Monday, 13 February 2023
Home insurance customers in NSW will see a reduction of around 15 per cent in their annual premium costs if the next State Government removes the Emergency Services Levy (ESL) and finds a fairer way to fund emergency services, a new report from the Insurance Council of Australia (ICA) finds today.
Released in the lead up to next month’s state election, A Stronger NSW finds that because of the ESL NSW insurance customers are paying nearly three times the amount of state taxes than Victorian insurance customers.
This is contributing to an estimated 13 per cent of NSW households being uninsured – double the rate in Victoria.
NSW is the only mainland state that still funds emergency services by applying a levy on insurance, which is currently adding around 18 per cent to home insurance premiums and up to 40 per cent to business cover.
To support its call for reform of the ESL, a state-wide advertising campaign commences today calling on the next NSW Government to “find a fairer way” to fund emergency services and bring NSW in line with every other mainland state and territory.
This campaign is backed by new research conducted for the Insurance Council which shows that almost two-thirds of NSW voters (65%) support removing the ESL and replacing it with an alternative funding model for emergency services.
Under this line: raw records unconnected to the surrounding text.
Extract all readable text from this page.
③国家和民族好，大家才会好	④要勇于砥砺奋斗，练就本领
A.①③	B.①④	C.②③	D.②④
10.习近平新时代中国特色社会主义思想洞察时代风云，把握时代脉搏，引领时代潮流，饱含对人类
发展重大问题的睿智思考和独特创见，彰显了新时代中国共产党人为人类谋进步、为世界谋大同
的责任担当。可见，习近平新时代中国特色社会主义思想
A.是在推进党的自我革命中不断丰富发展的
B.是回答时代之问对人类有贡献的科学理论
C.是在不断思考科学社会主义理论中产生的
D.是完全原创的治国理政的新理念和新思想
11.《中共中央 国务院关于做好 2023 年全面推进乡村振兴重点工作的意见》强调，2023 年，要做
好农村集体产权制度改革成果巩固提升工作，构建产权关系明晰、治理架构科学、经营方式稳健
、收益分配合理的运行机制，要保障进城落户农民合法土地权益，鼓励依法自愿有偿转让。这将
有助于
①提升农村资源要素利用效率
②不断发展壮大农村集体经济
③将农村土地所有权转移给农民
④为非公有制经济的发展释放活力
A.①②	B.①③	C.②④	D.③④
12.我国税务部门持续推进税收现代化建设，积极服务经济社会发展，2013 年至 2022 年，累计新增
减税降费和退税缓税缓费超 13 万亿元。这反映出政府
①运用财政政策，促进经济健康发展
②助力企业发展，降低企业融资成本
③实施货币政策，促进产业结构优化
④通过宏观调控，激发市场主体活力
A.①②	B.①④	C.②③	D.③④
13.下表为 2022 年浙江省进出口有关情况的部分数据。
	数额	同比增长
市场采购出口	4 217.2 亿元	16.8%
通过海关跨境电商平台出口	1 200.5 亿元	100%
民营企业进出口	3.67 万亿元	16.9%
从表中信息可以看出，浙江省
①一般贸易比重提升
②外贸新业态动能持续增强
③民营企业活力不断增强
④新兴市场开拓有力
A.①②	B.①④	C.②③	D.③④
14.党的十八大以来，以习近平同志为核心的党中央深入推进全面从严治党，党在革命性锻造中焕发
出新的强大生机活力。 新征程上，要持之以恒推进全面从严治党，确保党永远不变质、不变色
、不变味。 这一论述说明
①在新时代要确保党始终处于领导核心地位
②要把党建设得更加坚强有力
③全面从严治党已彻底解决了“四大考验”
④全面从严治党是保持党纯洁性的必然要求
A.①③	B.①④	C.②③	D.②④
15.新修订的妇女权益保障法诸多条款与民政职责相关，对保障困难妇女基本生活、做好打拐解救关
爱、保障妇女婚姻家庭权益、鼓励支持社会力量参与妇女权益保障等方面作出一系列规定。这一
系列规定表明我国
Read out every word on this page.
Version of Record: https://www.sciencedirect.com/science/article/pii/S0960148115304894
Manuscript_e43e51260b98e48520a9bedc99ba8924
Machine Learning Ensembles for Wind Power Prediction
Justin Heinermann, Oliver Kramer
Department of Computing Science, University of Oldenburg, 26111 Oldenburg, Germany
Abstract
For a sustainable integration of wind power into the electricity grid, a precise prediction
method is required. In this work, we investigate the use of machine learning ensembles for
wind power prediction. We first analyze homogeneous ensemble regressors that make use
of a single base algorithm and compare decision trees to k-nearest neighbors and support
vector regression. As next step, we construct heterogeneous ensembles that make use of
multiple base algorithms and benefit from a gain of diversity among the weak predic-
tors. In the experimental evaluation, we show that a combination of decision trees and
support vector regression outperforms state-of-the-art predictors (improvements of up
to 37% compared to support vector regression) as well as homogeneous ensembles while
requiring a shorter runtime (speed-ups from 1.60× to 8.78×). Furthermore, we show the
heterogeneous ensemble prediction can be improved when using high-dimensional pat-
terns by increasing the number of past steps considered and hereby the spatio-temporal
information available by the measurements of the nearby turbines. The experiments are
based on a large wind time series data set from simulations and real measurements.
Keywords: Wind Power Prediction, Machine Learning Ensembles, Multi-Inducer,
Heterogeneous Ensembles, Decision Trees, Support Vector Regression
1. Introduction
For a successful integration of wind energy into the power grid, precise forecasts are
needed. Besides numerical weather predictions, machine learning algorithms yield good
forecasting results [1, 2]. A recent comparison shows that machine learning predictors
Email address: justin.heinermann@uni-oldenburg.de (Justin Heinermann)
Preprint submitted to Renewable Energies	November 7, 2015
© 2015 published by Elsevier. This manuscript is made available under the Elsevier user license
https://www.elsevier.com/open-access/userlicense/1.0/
In addition to reform of the ESL, A Stronger NSW outlines eight other policy recommendations for the next NSW Government to reduce risk and put downward pressure on the cost of insurance in the State:
- Prevent the development of new homes in high-risk areas by reviewing land use planning arrangements based on water catchments
- Protect homes and communities by investing in measures such as community infrastructure, improved flood early warning systems and home retrofit programs
- Design and construct stronger homes by including the principle of resilience in building standards
- Reform written-off vehicle rules for sustainable car insurance and to promote supply of second-hand vehicles
- Accelerate the transition to electric vehicles by ensuring homes are EV ready and addressing skills shortage in EV repair
- Review current tort law and civil liability settings to increase insurance affordability and availability for small businesses
- Remove unfair insurance requirements from government contracts
- Enable households, communities, government, and agencies to better prepare, protect and respond to disasters through improved and consistent data standards
In 2022 NSW suffered $3.3 billion in insured losses from 150,100 claims relating to extreme weather events, the majority of which came as a result of the February-March floods which cost almost $2.9 billion in insured damages across the State.
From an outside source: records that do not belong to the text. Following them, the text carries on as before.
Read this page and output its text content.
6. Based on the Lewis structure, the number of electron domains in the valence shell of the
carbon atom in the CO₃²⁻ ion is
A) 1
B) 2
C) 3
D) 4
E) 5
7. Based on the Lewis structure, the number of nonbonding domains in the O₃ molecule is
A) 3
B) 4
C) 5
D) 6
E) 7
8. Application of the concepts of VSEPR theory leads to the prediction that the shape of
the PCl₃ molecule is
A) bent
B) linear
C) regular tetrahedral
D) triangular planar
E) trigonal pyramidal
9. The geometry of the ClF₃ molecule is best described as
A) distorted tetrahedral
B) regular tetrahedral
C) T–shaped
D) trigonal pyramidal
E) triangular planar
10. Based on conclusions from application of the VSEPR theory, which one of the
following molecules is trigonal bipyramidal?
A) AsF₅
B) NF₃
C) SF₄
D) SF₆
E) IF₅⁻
Quote attributable to ICA CEO Andrew Hall:
The policy recommendations outlined by the Insurance Council today in our A Stronger NSW report will drive action on reducing risk and addressing the critical issue of insurance affordability and availability in NSW.
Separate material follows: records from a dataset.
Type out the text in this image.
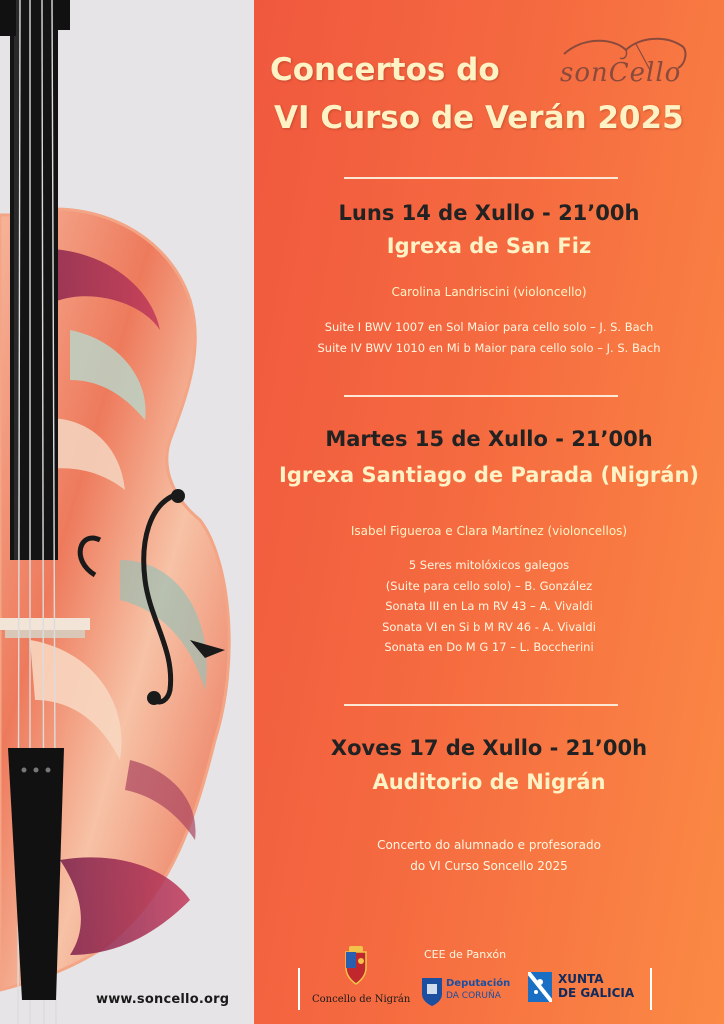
www.soncello.org
Concertos do
VI Curso de Verán 2025
sonCello
Luns 14 de Xullo - 21’00h
Igrexa de San Fiz
Carolina Landriscini (violoncello)
Suite I BWV 1007 en Sol Maior para cello solo – J. S. Bach
Suite IV BWV 1010 en Mi b Maior para cello solo – J. S. Bach
Martes 15 de Xullo - 21’00h
Igrexa Santiago de Parada (Nigrán)
Isabel Figueroa e Clara Martínez (violoncellos)
5 Seres mitolóxicos galegos
(Suite para cello solo) – B. González
Sonata III en La m RV 43 – A. Vivaldi
Sonata VI en Si b M RV 46 - A. Vivaldi
Sonata en Do M G 17 – L. Boccherini
Xoves 17 de Xullo - 21’00h
Auditorio de Nigrán
Concerto do alumnado e profesorado
do VI Curso Soncello 2025
CEE de Panxón
Concello de Nigrán
Deputación
DA CORUÑA
XUNTA
DE GALICIA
The abolition of the emergency services levy is key to this: the next NSW Government must find a fairer way to fund emergency services without having the burden fall directly on insurance policy holders.
At a time when adequate insurance cover is more important than ever, home insurance customers in NSW are paying the most tax in Australia and this is leading to lower levels of insurance when compared to other states.
The NSW emergency services levy weakens our collective capacity to recover from natural disasters and increases the burden on NSW taxpayers for financial relief.
We encourage whoever wins the NSW election in 40 days’ time to urgently take up this and the other eight policy proposals to reduce risk and improve insurance outcomes in the State.